The charismatic power of my profession––past profession?–is still weaving its spell over my girlfriend’s friends. The sexy obs and gyne specialist thing. At least I was one til the good old AMA struck me off after my conviction.
No-one at the party seems to want to think about that. They’re prepared to consider me one of them, for Irena’s sake. Someone who buys shares and goes to the theatre and all that sort of thing.
I wolf down another spicy piece of barbecued chicken. I forgot the green sauce so I pile it on this time. Damn. A gob of it splats on my Bali shirt front, the silver thread soaking it up.
‘Oh, yes!’ says a chap with alcoholic rosacea, ‘I thought I’d heard your name somewhere.’ It isn’t surprising really, his forgetting, I’ve been in jail for five years. There are agonised laughs at him. ‘Quiet! Todd!’
The ambience is going south though. Pupils dilating. They’re registering what I said about the lizard suit. My greenie talk starting to ring alarm bells. They can make a joke of jail. These things happen. White collar crime and all that. Forgivable. But the greenie talk is not.
They don’t know just what the jail thing means though.
Lawyer Paul got me in under white collar crime but that was all he could do for me; low security. I still had to spread my buttocks after outside visits, to regard it as a matter of course, well almost…the men grateful they didn’t have to give me respect…it was all hi doc, how ya goin’doc…heh doc, could ya have a look at my bum, my chest, head. We were all bad boys; they could ask anything they wanted of me, the Aboriginal boys almost forgiving me for being white. Almost.
Even the guards took advantage of the fact my knowledge was free in there.
If this smart crowd of Irena’s had seen me selling my medical services like a whore just to make the men in the kitchen stop spitting in the soup...
I’d got myself on the kitchen roster because it was easy duty. My little greenie friend begged to go on it too. He baulked though when he saw men hawking into the vegie broth, casually, absentmindedly, like it was a matter of course as they stirred. He almost had a nervous breakdown. Wouldn’t eat anything except bread from then on. I knew I had to do something: offers of free prostate exams didn’t hack it. I had to promise lectures on how to have better sex.
I tried to stop the expectorating over the outside floors for Josh’s sake but the men weren’t having that, made it clear I was going too far. Their great glistening, glutinous gobs of sputum on the paths a mark of manhood among crims.
Josh walked everywhere with a habitual sob. The more he stepped around them the more the gobs came. And the more he sobbed. With tears in his eyes he grabbed my shirt one day. ‘Man. The environment can go hang. The whole planet can go to sea in a bucket for all I care. I’m not going to take any chances of getting back in here. You want my lizard suit, man?’
I took my inheritance, thanked him thoughtfully.
A lizard suit is as good a place to hide as any. As lizard suits go this one is pretty high quality. The hard backed frill at the neck permanently standing out in male lizard wary stance. The green-brown body of it, made of space age material, smoothly designed, suits my slender body.
I leave my oysters on the plate, not so keen on oysters after jail.
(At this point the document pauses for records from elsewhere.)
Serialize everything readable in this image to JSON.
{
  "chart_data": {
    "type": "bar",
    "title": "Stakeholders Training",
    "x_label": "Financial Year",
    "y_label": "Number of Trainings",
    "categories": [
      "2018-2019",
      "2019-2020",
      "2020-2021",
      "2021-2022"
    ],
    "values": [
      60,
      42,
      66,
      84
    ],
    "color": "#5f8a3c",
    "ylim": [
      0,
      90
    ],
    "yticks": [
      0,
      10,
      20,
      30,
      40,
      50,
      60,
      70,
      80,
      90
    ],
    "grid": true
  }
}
Irena’s face tenses, the curl of hair at her neck not cute any more.
I make one last effort at manners. Almost genuflecting towards the gossipy gold-splashy crowd milling around on the raised patio. Polite, blonded heads bob back. The elms and birches around the patio swim in and out of my consciousness, I brush past their foliage, aware I’ve failed some test.
I don’t blame them, I’d have felt the same about someone like me once.
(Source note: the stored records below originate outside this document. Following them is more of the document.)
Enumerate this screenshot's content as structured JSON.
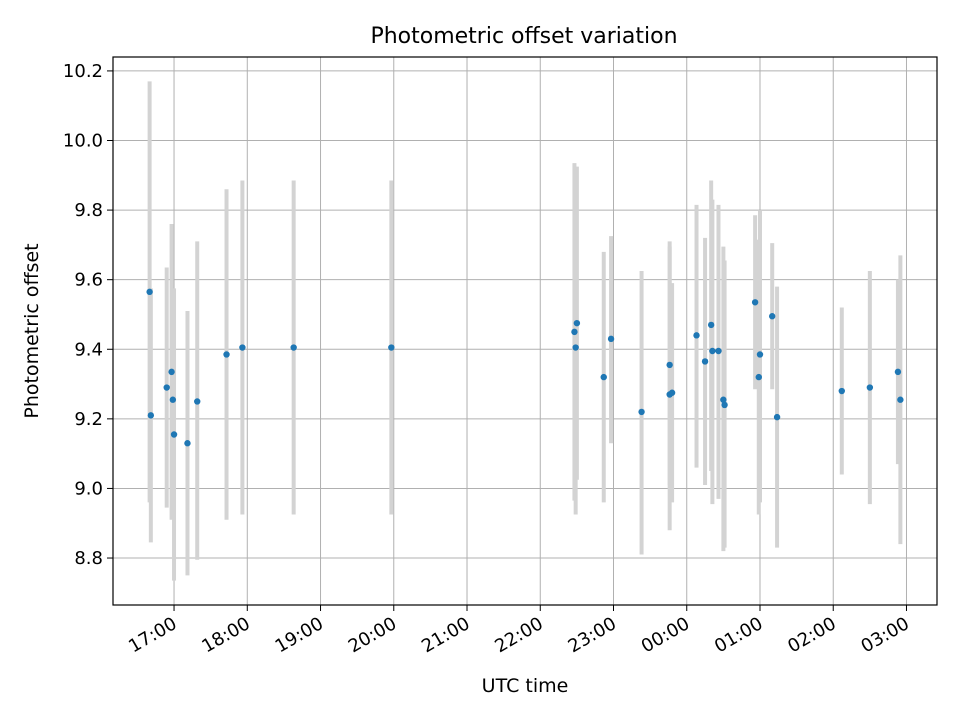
{
  "chart_data": {
    "type": "scatter",
    "title": "Photometric offset variation",
    "xlabel": "UTC time",
    "ylabel": "Photometric offset",
    "x_axis_kind": "time",
    "xlim": [
      "16:10",
      "03:25 (+1 day)"
    ],
    "ylim": [
      8.665,
      10.24
    ],
    "grid": true,
    "x_ticks": [
      "17:00",
      "18:00",
      "19:00",
      "20:00",
      "21:00",
      "22:00",
      "23:00",
      "00:00",
      "01:00",
      "02:00",
      "03:00"
    ],
    "y_ticks": [
      "8.8",
      "9.0",
      "9.2",
      "9.4",
      "9.6",
      "9.8",
      "10.0",
      "10.2"
    ],
    "point_color": "#1f77b4",
    "errorbar_color": "#d3d3d3",
    "points": [
      {
        "x": "16:40",
        "y": 9.565,
        "ylow": 8.96,
        "yhigh": 10.17
      },
      {
        "x": "16:41",
        "y": 9.21,
        "ylow": 8.845,
        "yhigh": 9.575
      },
      {
        "x": "16:54",
        "y": 9.29,
        "ylow": 8.945,
        "yhigh": 9.635
      },
      {
        "x": "16:58",
        "y": 9.335,
        "ylow": 8.91,
        "yhigh": 9.76
      },
      {
        "x": "16:59",
        "y": 9.255,
        "ylow": 8.955,
        "yhigh": 9.555
      },
      {
        "x": "17:00",
        "y": 9.155,
        "ylow": 8.735,
        "yhigh": 9.575
      },
      {
        "x": "17:11",
        "y": 9.13,
        "ylow": 8.75,
        "yhigh": 9.51
      },
      {
        "x": "17:19",
        "y": 9.25,
        "ylow": 8.795,
        "yhigh": 9.71
      },
      {
        "x": "17:43",
        "y": 9.385,
        "ylow": 8.91,
        "yhigh": 9.86
      },
      {
        "x": "17:56",
        "y": 9.405,
        "ylow": 8.925,
        "yhigh": 9.885
      },
      {
        "x": "18:38",
        "y": 9.405,
        "ylow": 8.925,
        "yhigh": 9.885
      },
      {
        "x": "19:58",
        "y": 9.405,
        "ylow": 8.925,
        "yhigh": 9.885
      },
      {
        "x": "22:28",
        "y": 9.45,
        "ylow": 8.965,
        "yhigh": 9.935
      },
      {
        "x": "22:29",
        "y": 9.405,
        "ylow": 8.925,
        "yhigh": 9.885
      },
      {
        "x": "22:30",
        "y": 9.475,
        "ylow": 9.025,
        "yhigh": 9.925
      },
      {
        "x": "22:52",
        "y": 9.32,
        "ylow": 8.96,
        "yhigh": 9.68
      },
      {
        "x": "22:58",
        "y": 9.43,
        "ylow": 9.13,
        "yhigh": 9.725
      },
      {
        "x": "23:23",
        "y": 9.22,
        "ylow": 8.81,
        "yhigh": 9.625
      },
      {
        "x": "23:46",
        "y": 9.27,
        "ylow": 8.88,
        "yhigh": 9.71
      },
      {
        "x": "23:46",
        "y": 9.355,
        "ylow": 9.01,
        "yhigh": 9.695
      },
      {
        "x": "23:48",
        "y": 9.275,
        "ylow": 8.96,
        "yhigh": 9.59
      },
      {
        "x": "00:08",
        "y": 9.44,
        "ylow": 9.06,
        "yhigh": 9.815
      },
      {
        "x": "00:15",
        "y": 9.365,
        "ylow": 9.01,
        "yhigh": 9.72
      },
      {
        "x": "00:20",
        "y": 9.47,
        "ylow": 9.05,
        "yhigh": 9.885
      },
      {
        "x": "00:21",
        "y": 9.395,
        "ylow": 8.955,
        "yhigh": 9.83
      },
      {
        "x": "00:26",
        "y": 9.395,
        "ylow": 8.97,
        "yhigh": 9.815
      },
      {
        "x": "00:30",
        "y": 9.255,
        "ylow": 8.82,
        "yhigh": 9.695
      },
      {
        "x": "00:31",
        "y": 9.24,
        "ylow": 8.83,
        "yhigh": 9.655
      },
      {
        "x": "00:56",
        "y": 9.535,
        "ylow": 9.285,
        "yhigh": 9.785
      },
      {
        "x": "00:59",
        "y": 9.32,
        "ylow": 8.925,
        "yhigh": 9.715
      },
      {
        "x": "01:00",
        "y": 9.385,
        "ylow": 8.96,
        "yhigh": 9.8
      },
      {
        "x": "01:10",
        "y": 9.495,
        "ylow": 9.285,
        "yhigh": 9.705
      },
      {
        "x": "01:14",
        "y": 9.205,
        "ylow": 8.83,
        "yhigh": 9.58
      },
      {
        "x": "02:07",
        "y": 9.28,
        "ylow": 9.04,
        "yhigh": 9.52
      },
      {
        "x": "02:30",
        "y": 9.29,
        "ylow": 8.955,
        "yhigh": 9.625
      },
      {
        "x": "02:53",
        "y": 9.335,
        "ylow": 9.07,
        "yhigh": 9.6
      },
      {
        "x": "02:55",
        "y": 9.255,
        "ylow": 8.84,
        "yhigh": 9.67
      }
    ]
  }
}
I make it into the hall. In retreat I seem to have dwindled in size. Irena follows me.
Anger flashes through me, as if I’m running towards the lizard suit. It’s waiting out there in the van for me, I already feel my body in it. Running up towards Broome. Towards red-cliffed James Price Point, strewn with the forty million year old half-footprints of dinosaurs that traipsed up and down between ancient ocean and mountains.
I’m running towards the wide waters of the Kimberley ocean, home to the nursing humpback leviathans, growing their babies in their warm water nursery before they head south to the colder feeding grounds.
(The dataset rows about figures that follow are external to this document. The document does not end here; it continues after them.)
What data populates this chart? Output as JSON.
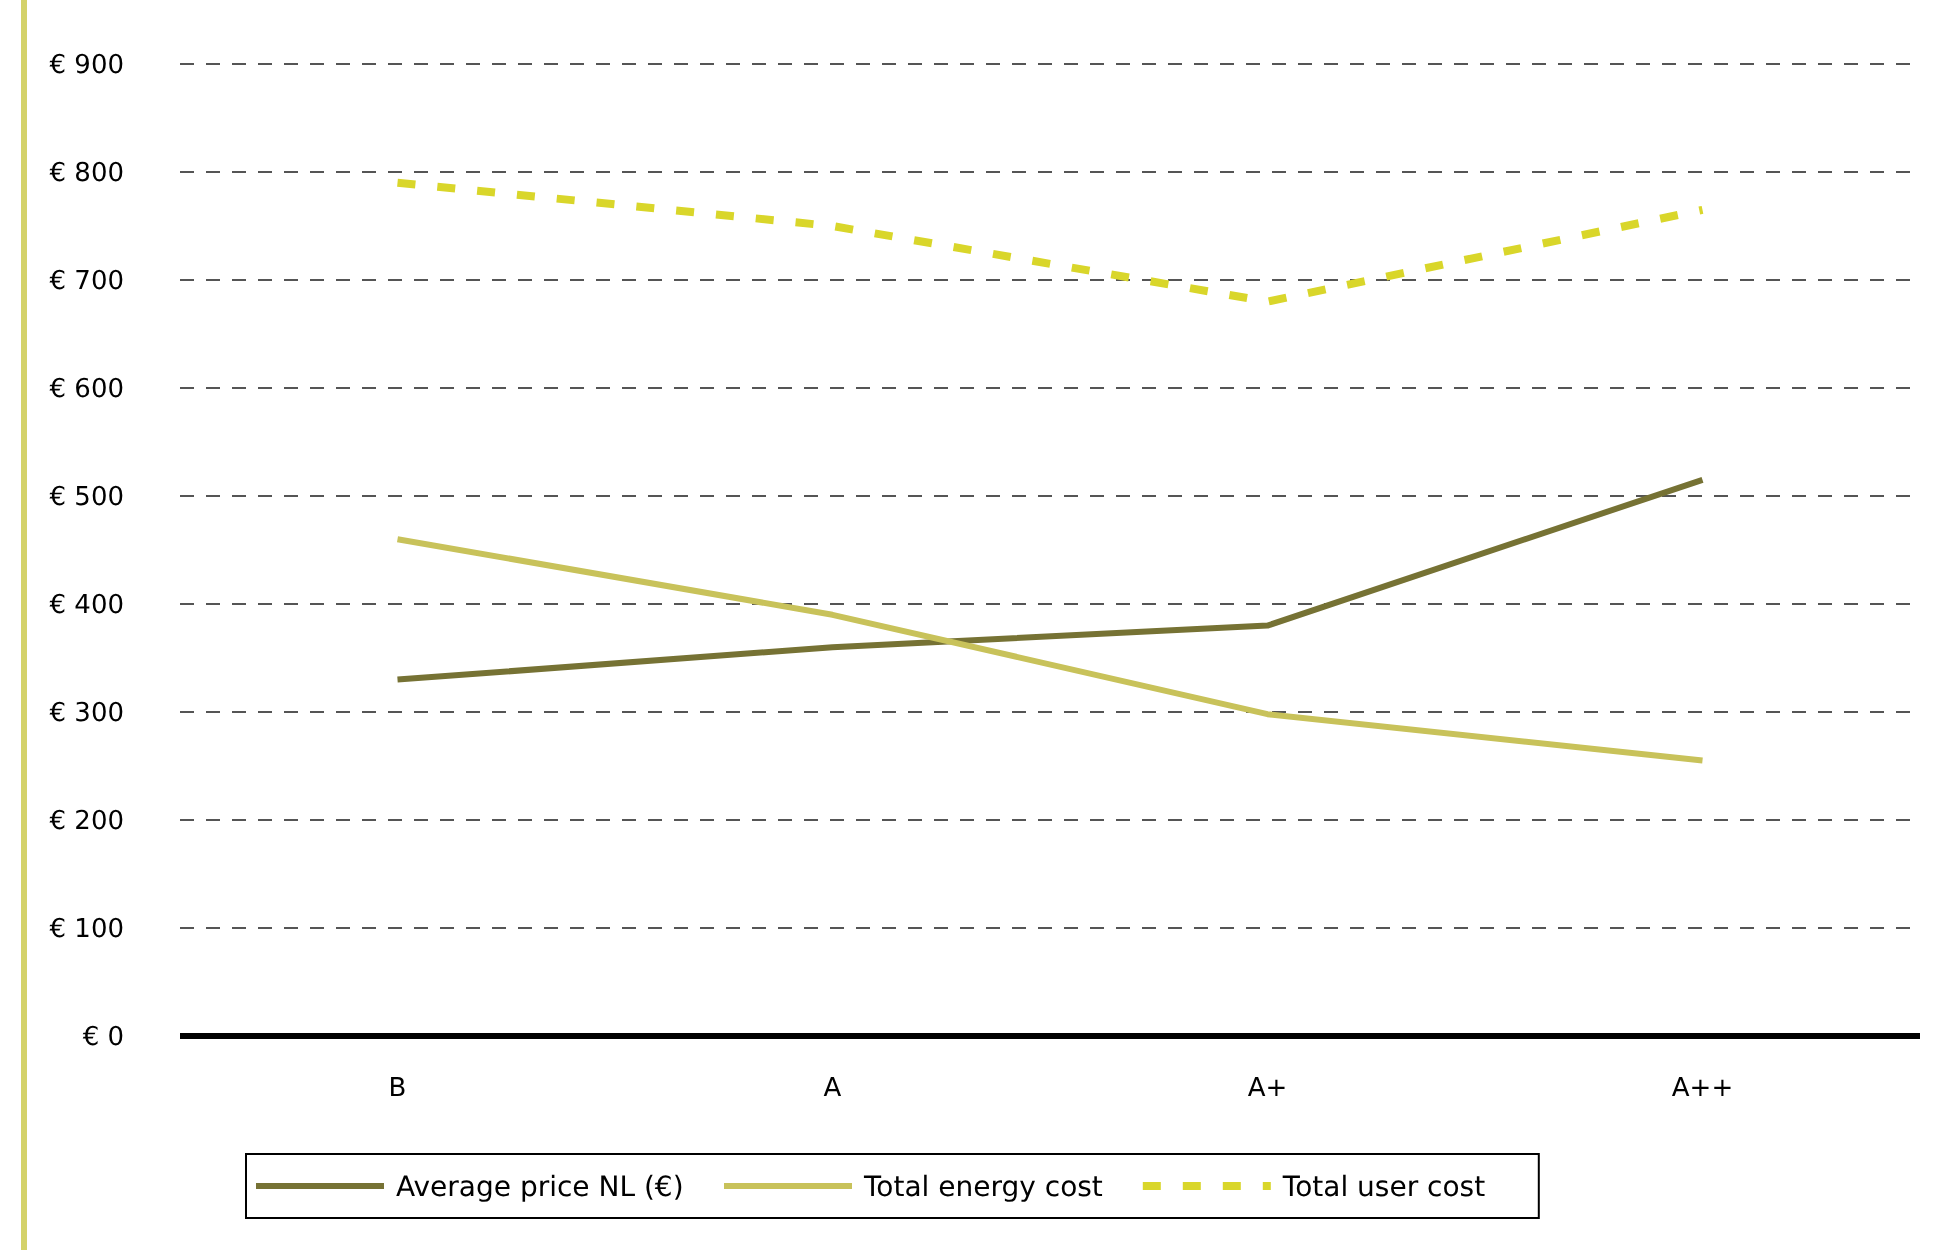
{
  "chart_data": {
    "type": "line",
    "categories": [
      "B",
      "A",
      "A+",
      "A++"
    ],
    "series": [
      {
        "name": "Average price NL (€)",
        "color": "#767234",
        "values": [
          330,
          360,
          380,
          515
        ],
        "line_style": "solid"
      },
      {
        "name": "Total energy cost",
        "color": "#c8c25a",
        "values": [
          460,
          390,
          298,
          255
        ],
        "line_style": "solid"
      },
      {
        "name": "Total user cost",
        "color": "#d9d62a",
        "values": [
          790,
          750,
          680,
          765
        ],
        "line_style": "dashed"
      }
    ],
    "ylim": [
      0,
      900
    ],
    "yticks": [
      {
        "value": 0,
        "label": "€ 0"
      },
      {
        "value": 100,
        "label": "€ 100"
      },
      {
        "value": 200,
        "label": "€ 200"
      },
      {
        "value": 300,
        "label": "€ 300"
      },
      {
        "value": 400,
        "label": "€ 400"
      },
      {
        "value": 500,
        "label": "€ 500"
      },
      {
        "value": 600,
        "label": "€ 600"
      },
      {
        "value": 700,
        "label": "€ 700"
      },
      {
        "value": 800,
        "label": "€ 800"
      },
      {
        "value": 900,
        "label": "€ 900"
      }
    ],
    "grid": "y",
    "legend": "bottom",
    "marker": "none"
  }
}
I’m pumping with intention, adrenaline finally kicking in, I’m coming back to size.
There’s little hope of saving the North from the philistines. I just want to be one of the ones who try, try to stop the dinosaur tracks from being blasted out of existence. Try to stop the peace of the whale nursery from being destroyed with the noisy welter of rig and kilometre-long pipes and container ships.
I want to stand on the shore and weep buckets of tears and tell the whale mothers I’m sorry. That I’m one of the ones who care; that I almost saved a young woman from the misery of sterility once, before the cops got me.
So that’s it. I’m going to be a greenie proper now. Sell my shares? Nah! They’ll be useful, get me into company meetings, up against the big money.
By God I’m ready to do bloody battle!
Irena and I stand in her state of the art adobe-like entrance. Her eyes flick over the green gob on my shirt front.
‘You shouldn’t be driving.’ An anxious smile comes from her, merely ritualistic, a ghost of what I realise now is defunct.